December 23, 2000 [O Brother, Where Art Thou?]

If Jeff Lebowski is “the laziest man in Los Angle-ese county, which puts him in the runnin’ for laziest worldwide,” then Everett McGill in O Brother, Where Art Thou? is his not-so-evil twin, a man in love with the sound of his own voice, the smell of his Dapper Dan, and his imagined ability to outsmart everyone.  Watching the riverside baptisms, he notes, “Hard times sure flush the chumps”--and yet he sinks to his knees and asks God to, as Emo Phillips noted a few years ago, “change the laws of the universe to suit my needs.” 

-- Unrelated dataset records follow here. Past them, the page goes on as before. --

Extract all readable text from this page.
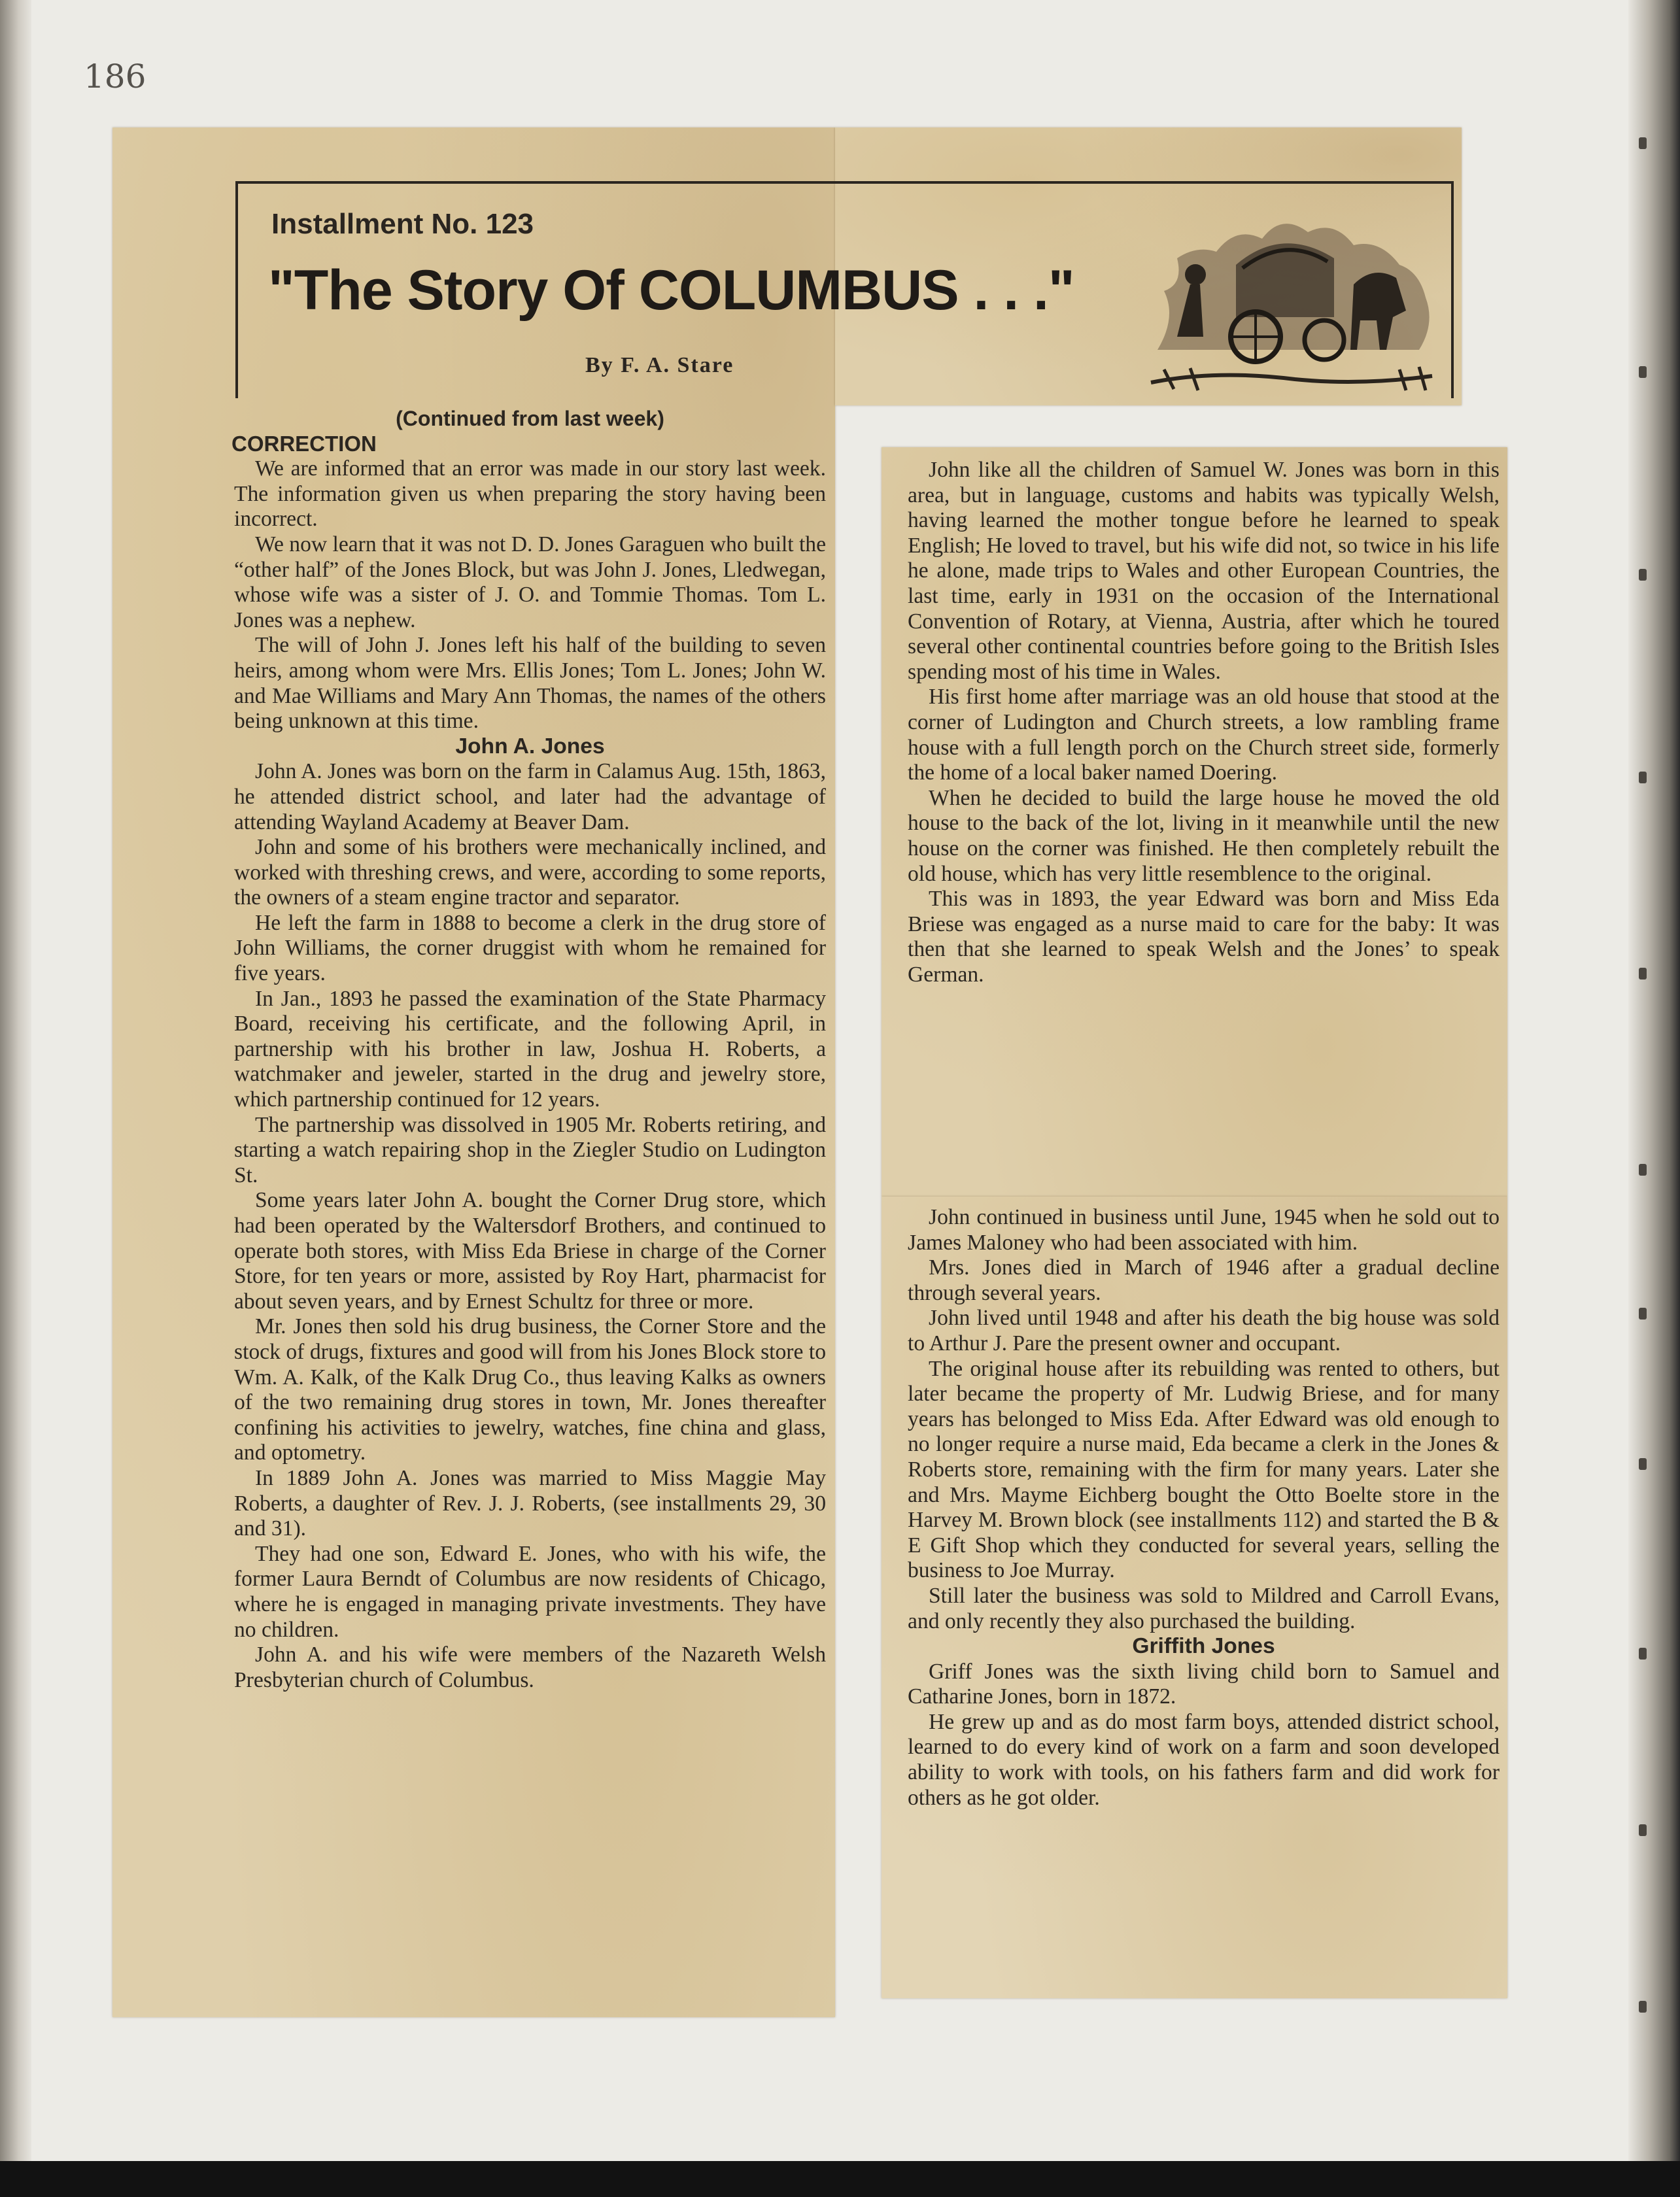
186
Installment No. 123
"The Story Of COLUMBUS . . ."
By F. A. Stare

(Continued from last week)

CORRECTION

We are informed that an error was made in our story last week. The information given us when preparing the story having been incorrect.

We now learn that it was not D. D. Jones Garaguen who built the “other half” of the Jones Block, but was John J. Jones, Lledwegan, whose wife was a sister of J. O. and Tommie Thomas. Tom L. Jones was a nephew.

The will of John J. Jones left his half of the building to seven heirs, among whom were Mrs. Ellis Jones; Tom L. Jones; John W. and Mae Williams and Mary Ann Thomas, the names of the others being unknown at this time.

John A. Jones

John A. Jones was born on the farm in Calamus Aug. 15th, 1863, he attended district school, and later had the advantage of attending Wayland Academy at Beaver Dam.

John and some of his brothers were mechanically inclined, and worked with threshing crews, and were, according to some reports, the owners of a steam engine tractor and separator.

He left the farm in 1888 to become a clerk in the drug store of John Williams, the corner druggist with whom he remained for five years.

In Jan., 1893 he passed the examination of the State Pharmacy Board, receiving his certificate, and the following April, in partnership with his brother in law, Joshua H. Roberts, a watchmaker and jeweler, started in the drug and jewelry store, which partnership continued for 12 years.

The partnership was dissolved in 1905 Mr. Roberts retiring, and starting a watch repairing shop in the Ziegler Studio on Ludington St.

Some years later John A. bought the Corner Drug store, which had been operated by the Waltersdorf Brothers, and continued to operate both stores, with Miss Eda Briese in charge of the Corner Store, for ten years or more, assisted by Roy Hart, pharmacist for about seven years, and by Ernest Schultz for three or more.

Mr. Jones then sold his drug business, the Corner Store and the stock of drugs, fixtures and good will from his Jones Block store to Wm. A. Kalk, of the Kalk Drug Co., thus leaving Kalks as owners of the two remaining drug stores in town, Mr. Jones thereafter confining his activities to jewelry, watches, fine china and glass, and optometry.

In 1889 John A. Jones was married to Miss Maggie May Roberts, a daughter of Rev. J. J. Roberts, (see installments 29, 30 and 31).

They had one son, Edward E. Jones, who with his wife, the former Laura Berndt of Columbus are now residents of Chicago, where he is engaged in managing private investments. They have no children.

John A. and his wife were members of the Nazareth Welsh Presbyterian church of Columbus.

John like all the children of Samuel W. Jones was born in this area, but in language, customs and habits was typically Welsh, having learned the mother tongue before he learned to speak English; He loved to travel, but his wife did not, so twice in his life he alone, made trips to Wales and other European Countries, the last time, early in 1931 on the occasion of the International Convention of Rotary, at Vienna, Austria, after which he toured several other continental countries before going to the British Isles spending most of his time in Wales.

His first home after marriage was an old house that stood at the corner of Ludington and Church streets, a low rambling frame house with a full length porch on the Church street side, formerly the home of a local baker named Doering.

When he decided to build the large house he moved the old house to the back of the lot, living in it meanwhile until the new house on the corner was finished. He then completely rebuilt the old house, which has very little resemblence to the original.

This was in 1893, the year Edward was born and Miss Eda Briese was engaged as a nurse maid to care for the baby: It was then that she learned to speak Welsh and the Jones’ to speak German.

John continued in business until June, 1945 when he sold out to James Maloney who had been associated with him.

Mrs. Jones died in March of 1946 after a gradual decline through several years.

John lived until 1948 and after his death the big house was sold to Arthur J. Pare the present owner and occupant.

The original house after its rebuilding was rented to others, but later became the property of Mr. Ludwig Briese, and for many years has belonged to Miss Eda. After Edward was old enough to no longer require a nurse maid, Eda became a clerk in the Jones & Roberts store, remaining with the firm for many years. Later she and Mrs. Mayme Eichberg bought the Otto Boelte store in the Harvey M. Brown block (see installments 112) and started the B & E Gift Shop which they conducted for several years, selling the business to Joe Murray.

Still later the business was sold to Mildred and Carroll Evans, and only recently they also purchased the building.

Griffith Jones

Griff Jones was the sixth living child born to Samuel and Catharine Jones, born in 1872.

He grew up and as do most farm boys, attended district school, learned to do every kind of work on a farm and soon developed ability to work with tools, on his fathers farm and did work for others as he got older.
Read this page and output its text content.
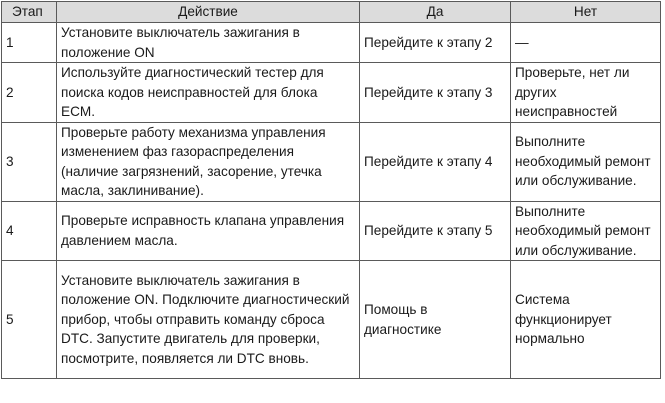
Этап	Действие	Да	Нет
1	Установите выключатель зажигания в положение ON	Перейдите к этапу 2	—
2	Используйте диагностический тестер для поиска кодов неисправностей для блока ECM.	Перейдите к этапу 3	Проверьте, нет ли других неисправностей
3	Проверьте работу механизма управления изменением фаз газораспределения (наличие загрязнений, засорение, утечка масла, заклинивание).	Перейдите к этапу 4	Выполните необходимый ремонт или обслуживание.
4	Проверьте исправность клапана управления давлением масла.	Перейдите к этапу 5	Выполните необходимый ремонт или обслуживание.
5	Установите выключатель зажигания в положение ON. Подключите диагностический прибор, чтобы отправить команду сброса DTC. Запустите двигатель для проверки, посмотрите, появляется ли DTC вновь.	Помощь в диагностике	Система функционирует нормально
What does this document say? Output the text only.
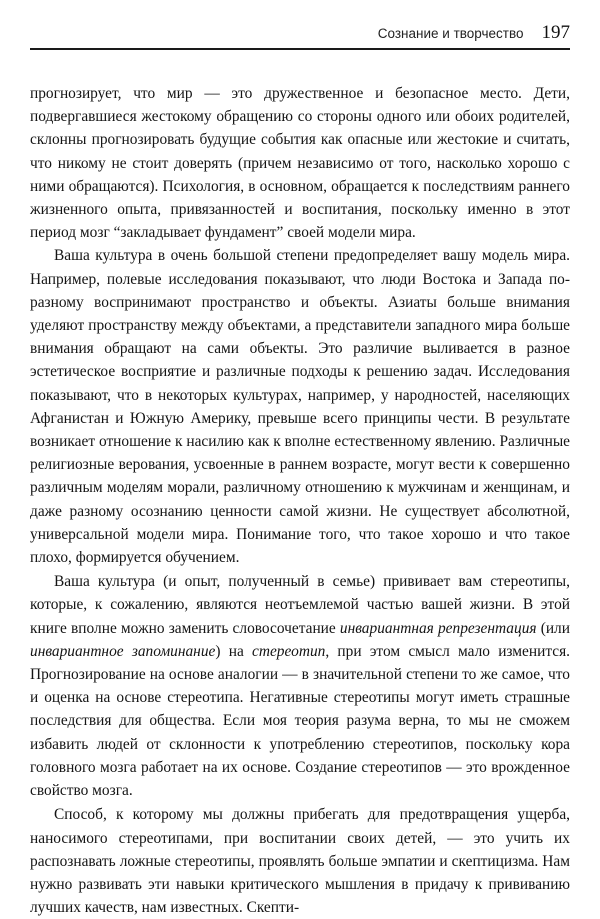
Сознание и творчество 197

прогнозирует, что мир — это дружественное и безопасное место. Дети, подвергавшиеся жестокому обращению со стороны одного или обоих родителей, склонны прогнозировать будущие события как опасные или жестокие и считать, что никому не стоит доверять (причем независимо от того, насколько хорошо с ними обращаются). Психология, в основном, обращается к последствиям раннего жизненного опыта, привязанностей и воспитания, поскольку именно в этот период мозг “закладывает фундамент” своей модели мира.

Ваша культура в очень большой степени предопределяет вашу модель мира. Например, полевые исследования показывают, что люди Востока и Запада по-разному воспринимают пространство и объекты. Азиаты больше внимания уделяют пространству между объектами, а представители западного мира больше внимания обращают на сами объекты. Это различие выливается в разное эстетическое восприятие и различные подходы к решению задач. Исследования показывают, что в некоторых культурах, например, у народностей, населяющих Афганистан и Южную Америку, превыше всего принципы чести. В результате возникает отношение к насилию как к вполне естественному явлению. Различные религиозные верования, усвоенные в раннем возрасте, могут вести к совершенно различным моделям морали, различному отношению к мужчинам и женщинам, и даже разному осознанию ценности самой жизни. Не существует абсолютной, универсальной модели мира. Понимание того, что такое хорошо и что такое плохо, формируется обучением.

Ваша культура (и опыт, полученный в семье) прививает вам стереотипы, которые, к сожалению, являются неотъемлемой частью вашей жизни. В этой книге вполне можно заменить словосочетание инвариантная репрезентация (или инвариантное запоминание) на стереотип, при этом смысл мало изменится. Прогнозирование на основе аналогии — в значительной степени то же самое, что и оценка на основе стереотипа. Негативные стереотипы могут иметь страшные последствия для общества. Если моя теория разума верна, то мы не сможем избавить людей от склонности к употреблению стереотипов, поскольку кора головного мозга работает на их основе. Создание стереотипов — это врожденное свойство мозга.

Способ, к которому мы должны прибегать для предотвращения ущерба, наносимого стереотипами, при воспитании своих детей, — это учить их распознавать ложные стереотипы, проявлять больше эмпатии и скептицизма. Нам нужно развивать эти навыки критического мышления в придачу к прививанию лучших качеств, нам известных. Скепти-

But it doesn’t matter who flooded the valley--and it doesn’t matter whether those Sy-reens could love up anybody and turn them into horny-toads, or even whether there’s any treasure to seek or not to seek: In the end, McGill reveals there is something he loves more than himself: his wife and children, for whom he seeks his bona fides.  So whether he’s Odysseus or simply a sap who thinks he’s as good-looking as George Clooney, McGill manages, like so many Coen heroes before him, to fall into a dream despite his objections, a place as full of cockeyed promise as “H.I.”’s Utah in Raising Arizona or the peppy loyalty of Norville’s Muncie Girl in The Hudsucker Proxy--even Marge Gunderson’s imaginary Fargo. 

The big difference, of course, is all the singing: O Brother, Where Art Thou?  rescues the musical, almost makes me wish everyone would stop talking and break out into another song--except of course when they do talk it’s all eminently quotable, Coen-speak whose mock-Epic proclamations finally make sense here in this backwoods Odyssey, where the Hero’s Hair needs constant attention and danger lurks in Woolworth’s.

I’ve stopped caring whether the Coens are making movies or movies-about-movies.  This picture shows me they’re doing both--or better yet: post-modernizing irony so thoroughly it’s no longer irony, just charm and wit and great tunes, plus a happy ending.